Request Provide additional information on why a One-Time Inspection Program is not necessary to manage the general corrosion of carbon or low alloy steel components in the steam and power conversion system.
RAI 3.4.2.2.3-1
Background
In the GALL Report, Table 4, steel piping, piping components, and piping elements exposed to raw water in the steam and power conversion system are subjected to possible loss of material from general corrosion, pitting, crevice corrosion, MIC, and fouling. The recommended aging management program is suggested as being plant specific.
Issue LRA, Section 3.4.2.2.3 indicated that there is no steel piping or piping components exposed to raw water, so the aging mechanisms in this environment does not need to be considered.
However, in Table 3.4.2-1, the piping, piping components, piping elements, and tanks are identified as a carbon or low alloy steel in an environment of raw water.
Request Provide additional information on why Section 3.4.2.2.3 of the LRA indicates that there is no steel piping exposed to raw water, whereas Table 3.4.2-1 indicates the opposite.
RAI 3.4.2.2.8-1
Background
The GALL Report in relevant table rows describe that it is possible to have MIC occurring in stainless steel piping, piping components, piping elements, and other plant components when exposed to contaminants in lubricating oil. GALL Report XI.M39 AMP titled Lubricating Oil Analysis Program, relies on the periodic sampling and analysis of lubricating oil to maintain contaminants to within acceptable limits, thereby minimizing the exposure of stainless steel to a corrosive environment.
Issue LRA Section 3.4.2.2.8, titled Steam and Power Conversion System Stainless Steel Piping, Piping Components, and Piping Elements and Heat Exchanger Components Exposed to Lubricating Oil, states that CR-3 does not take steps to predict MIC in lubricating oil systems, unless indicated by operating experience. Microbacterial growth could be prominent in aqueous and oil exposed environments. The staff identified instances of operating experience where water had infiltrated CR-3s lubricating oil environment. Early detection of MIC is crucial to assure the prevention of SSC failures. Although the GALL Report for this program accepts the one-time inspection of selected components at susceptible locations to be an acceptable method to ensure that corrosion has not occurred, it does not provide for a continuous monitoring of the lubricant and/or SSCs to determine if alert limits in physical and chemical characteristics, and trends in biological growths have been reached (see program element 5, monitoring and trending).
Request What kind of testing/inspection measures, does CR-3 use to identify, curb/mitigate, and manage aging effects due to MIC?
For the impacted environments (accumulated water in sumps, etc.), please provide the frequency, location of sampling and identify what are the monitored parameters.
RAI 3.4.2.3-1
Background
LRA table 3.4.2-3 contains items which address hardening and loss of strength due to elastomer/plastic degradation of fiberglass or fiber reinforced plastic piping, piping components, piping elements and tanks exposed to outdoor air.
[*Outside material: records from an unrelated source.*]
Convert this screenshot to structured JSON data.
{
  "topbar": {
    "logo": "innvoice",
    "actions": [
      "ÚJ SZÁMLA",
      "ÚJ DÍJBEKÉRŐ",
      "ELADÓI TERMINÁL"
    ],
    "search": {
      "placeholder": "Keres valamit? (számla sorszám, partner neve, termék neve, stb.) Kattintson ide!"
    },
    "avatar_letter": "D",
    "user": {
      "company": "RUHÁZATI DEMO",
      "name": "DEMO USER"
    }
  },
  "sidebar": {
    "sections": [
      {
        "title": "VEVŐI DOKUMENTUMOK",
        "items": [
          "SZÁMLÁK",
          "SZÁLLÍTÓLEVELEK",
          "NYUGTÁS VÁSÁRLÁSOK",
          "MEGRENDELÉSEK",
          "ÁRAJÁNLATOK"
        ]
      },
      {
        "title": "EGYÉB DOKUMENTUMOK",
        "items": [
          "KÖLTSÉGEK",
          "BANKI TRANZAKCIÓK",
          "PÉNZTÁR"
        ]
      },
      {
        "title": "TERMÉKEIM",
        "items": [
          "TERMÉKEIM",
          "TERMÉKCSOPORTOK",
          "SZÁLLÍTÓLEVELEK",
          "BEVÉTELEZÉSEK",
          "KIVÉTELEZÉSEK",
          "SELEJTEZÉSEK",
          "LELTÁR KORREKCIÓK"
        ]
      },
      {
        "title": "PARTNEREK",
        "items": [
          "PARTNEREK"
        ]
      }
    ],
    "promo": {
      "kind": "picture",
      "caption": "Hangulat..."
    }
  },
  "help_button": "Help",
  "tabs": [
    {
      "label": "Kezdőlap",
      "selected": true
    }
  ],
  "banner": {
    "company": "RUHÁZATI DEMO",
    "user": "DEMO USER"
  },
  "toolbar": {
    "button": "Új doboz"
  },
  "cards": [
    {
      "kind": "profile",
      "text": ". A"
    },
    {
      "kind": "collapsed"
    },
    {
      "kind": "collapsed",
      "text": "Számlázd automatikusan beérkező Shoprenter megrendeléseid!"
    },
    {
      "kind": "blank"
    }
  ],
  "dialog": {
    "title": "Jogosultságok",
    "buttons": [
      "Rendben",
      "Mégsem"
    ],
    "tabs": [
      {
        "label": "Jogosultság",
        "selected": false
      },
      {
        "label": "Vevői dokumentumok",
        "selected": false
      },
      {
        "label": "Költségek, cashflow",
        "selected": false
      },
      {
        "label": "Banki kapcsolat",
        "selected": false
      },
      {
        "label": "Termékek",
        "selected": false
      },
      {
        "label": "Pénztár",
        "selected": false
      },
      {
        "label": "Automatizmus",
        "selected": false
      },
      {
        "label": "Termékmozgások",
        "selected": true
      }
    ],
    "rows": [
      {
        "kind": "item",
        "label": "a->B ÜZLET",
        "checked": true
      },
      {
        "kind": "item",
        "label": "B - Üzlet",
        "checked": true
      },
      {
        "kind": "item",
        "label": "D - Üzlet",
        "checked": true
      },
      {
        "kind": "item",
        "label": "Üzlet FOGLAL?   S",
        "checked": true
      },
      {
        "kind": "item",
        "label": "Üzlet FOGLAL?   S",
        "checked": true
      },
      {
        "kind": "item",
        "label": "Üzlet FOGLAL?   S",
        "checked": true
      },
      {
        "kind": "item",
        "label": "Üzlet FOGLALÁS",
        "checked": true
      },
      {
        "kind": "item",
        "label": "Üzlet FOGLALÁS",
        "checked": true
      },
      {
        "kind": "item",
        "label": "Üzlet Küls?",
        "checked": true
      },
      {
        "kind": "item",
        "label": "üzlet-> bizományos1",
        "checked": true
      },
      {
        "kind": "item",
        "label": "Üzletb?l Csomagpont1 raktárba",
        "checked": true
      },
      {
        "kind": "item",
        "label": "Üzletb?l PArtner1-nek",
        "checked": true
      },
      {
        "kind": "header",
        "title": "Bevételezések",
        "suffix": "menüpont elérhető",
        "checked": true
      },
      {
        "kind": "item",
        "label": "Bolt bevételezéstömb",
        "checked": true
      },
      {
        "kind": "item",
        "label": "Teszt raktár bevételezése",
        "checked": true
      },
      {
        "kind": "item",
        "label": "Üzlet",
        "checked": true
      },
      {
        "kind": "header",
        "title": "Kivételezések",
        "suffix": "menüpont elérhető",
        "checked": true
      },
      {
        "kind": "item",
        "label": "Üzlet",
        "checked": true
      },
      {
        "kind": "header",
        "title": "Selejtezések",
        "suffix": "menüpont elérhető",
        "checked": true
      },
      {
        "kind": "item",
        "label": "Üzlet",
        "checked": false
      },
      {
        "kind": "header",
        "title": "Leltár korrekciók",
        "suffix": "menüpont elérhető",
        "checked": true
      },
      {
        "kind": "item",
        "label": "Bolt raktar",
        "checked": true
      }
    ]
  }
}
The applicant proposes that neither the component nor the material and environment combination is evaluated in the GALL Report (Note J). The applicant acknowledges that aging may occur for this combination of materials and environments and proposes to manage it through the use of its aging management program External Surfaces Monitoring (LRA B.2.22).
Issue In its review of these items, the staff noted that the external surfaces monitoring program contained in the GALL Report is a visual inspection program and that its scope is limited to steel surfaces. The staff also noted that the applicant has committed to enhance its external surfaces monitoring program to include components constructed from materials other than steel and to detect additional aging effects associated with those materials, including hardening and loss of strength. The staff further noted that the applicant has not explicitly committed to enhancing its program to include inspection techniques other than visual inspection. Lastly the staff noted that hardening and loss of strength are not directly detected by visual examinations and that visual changes in elastomers and plastics may, but need not, occur in conjunction with hardening and loss of strength.
Request Justify how the proposed aging management program will detect changes in hardness and strength of the plastic components under consideration or propose an aging management program which will directly measure these changes.
RAI 3.4.2.4-1
Background
The GALL Report indicated in Table 4, line item 16, that stainless steel piping, piping components, piping elements, tanks, and heat exchanger components exposed to treated water may undergo loss of material due to pitting and crevice corrosion. The GALL Report further suggests that this degradation mechanism can be managed by the Water Chemistry and One-Time Inspection Programs.
Issue In the LRA, Table 3.4.2-4, it is indicated that the loss of material due to pitting and crevice corrosion of stainless steel piping, piping components, piping elements, tanks, and containment isolation piping and components exposed to treated water is not evaluated in the GALL Report.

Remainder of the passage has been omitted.